What the Professional Data Engineer exam covers
The PDE exam tests whether you can take raw data from many sources, land it reliably in storage, transform it with batch and streaming pipelines, expose it for analytics and ML, and run the result in production with security and cost control in mind. You're expected to be fluent with BigQuery partitioning and clustering, Dataflow window semantics, Pub/Sub delivery guarantees, Bigtable schema design, Dataproc autoscaling, Cloud Composer DAGs, and the Vertex AI data tooling. Questions are scenario based and reward judgement over recall, so you need to recognise when a cheaper service fails a stated SLA, when partitioning by date is wrong because the predicate uses a different column, or when a session window beats a fixed window.
What's in these practice exams
You get 25 unique question sets, each with 20 questions, for a total of 500 questions. Coverage is weighted to match the real exam:
- Ingesting and processing the data (25%)
- Designing data processing systems (22%)
- Storing the data (20%)
- Maintaining and automating data workloads (18%)
- Preparing and using data for analysis (15%)

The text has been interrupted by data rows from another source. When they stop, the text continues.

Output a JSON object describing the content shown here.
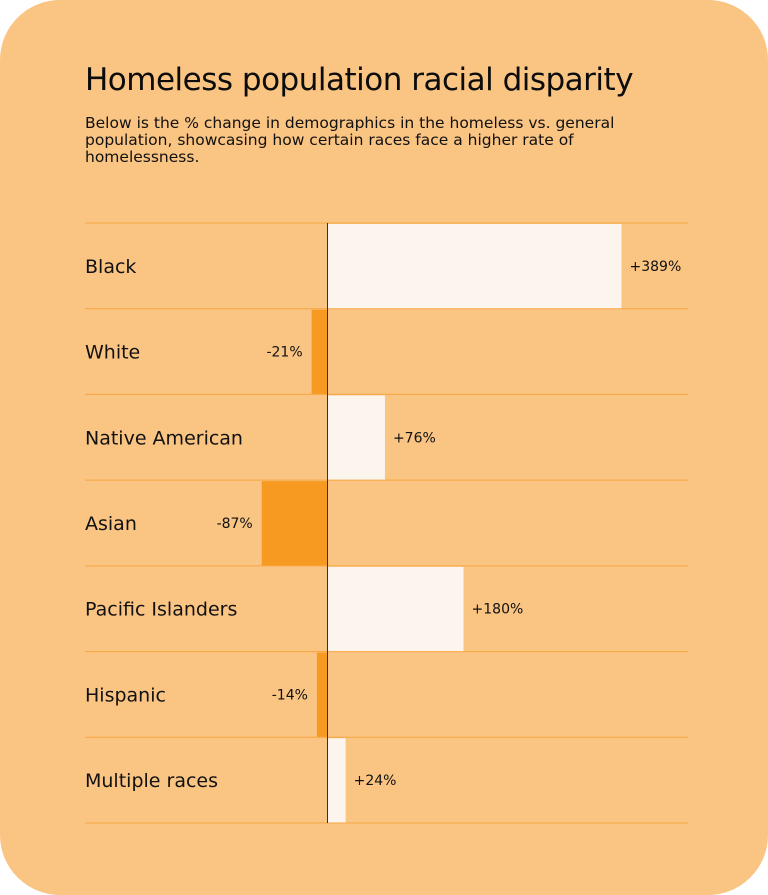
{
  "title": "Homeless population racial disparity",
  "subtitle": "Below is the % change in demographics in the homeless vs. general population, showcasing how certain races face a higher rate of homelessness.",
  "colors": {
    "background": "#FAC483",
    "positive": "#FBF5EE",
    "negative": "#F79A21",
    "gridline": "#F7A640",
    "axis": "#333333"
  },
  "chart_data": {
    "type": "bar",
    "orientation": "horizontal",
    "categories": [
      "Black",
      "White",
      "Native American",
      "Asian",
      "Pacific Islanders",
      "Hispanic",
      "Multiple races"
    ],
    "values": [
      389,
      -21,
      76,
      -87,
      180,
      -14,
      24
    ],
    "value_labels": [
      "+389%",
      "-21%",
      "+76%",
      "-87%",
      "+180%",
      "-14%",
      "+24%"
    ],
    "unit": "%"
  }
}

Every question includes a detailed explanation that walks through why the chosen service or technique is right and why each alternative falls short in the given scenario. Questions span Easy, Medium, and Hard difficulties so you can build confidence before tackling streaming corner cases and BigQuery cost-optimisation traps. The first set is completely free with no signup. Unlock the remaining 24 sets when you want more reps.
How to use these effectively
Start with the free first set under realistic conditions: two hours, no distractions, no documentation. Score yourself, then read every explanation, even on questions you got right. The reasoning behind each answer is where most of the learning happens, especially for trade-off questions like Bigtable versus BigQuery for time-series, or Dataflow versus Dataproc for batch ETL.
For weak areas, jump back to the official BigQuery, Dataflow, and Pub/Sub documentation and try the patterns in your own sandbox project. Hands-on reps lock in details that reading alone never quite delivers.
Aim for at least 80 percent on three different sets before booking the real exam. That margin gives you room for the few items that surprise everyone on test day.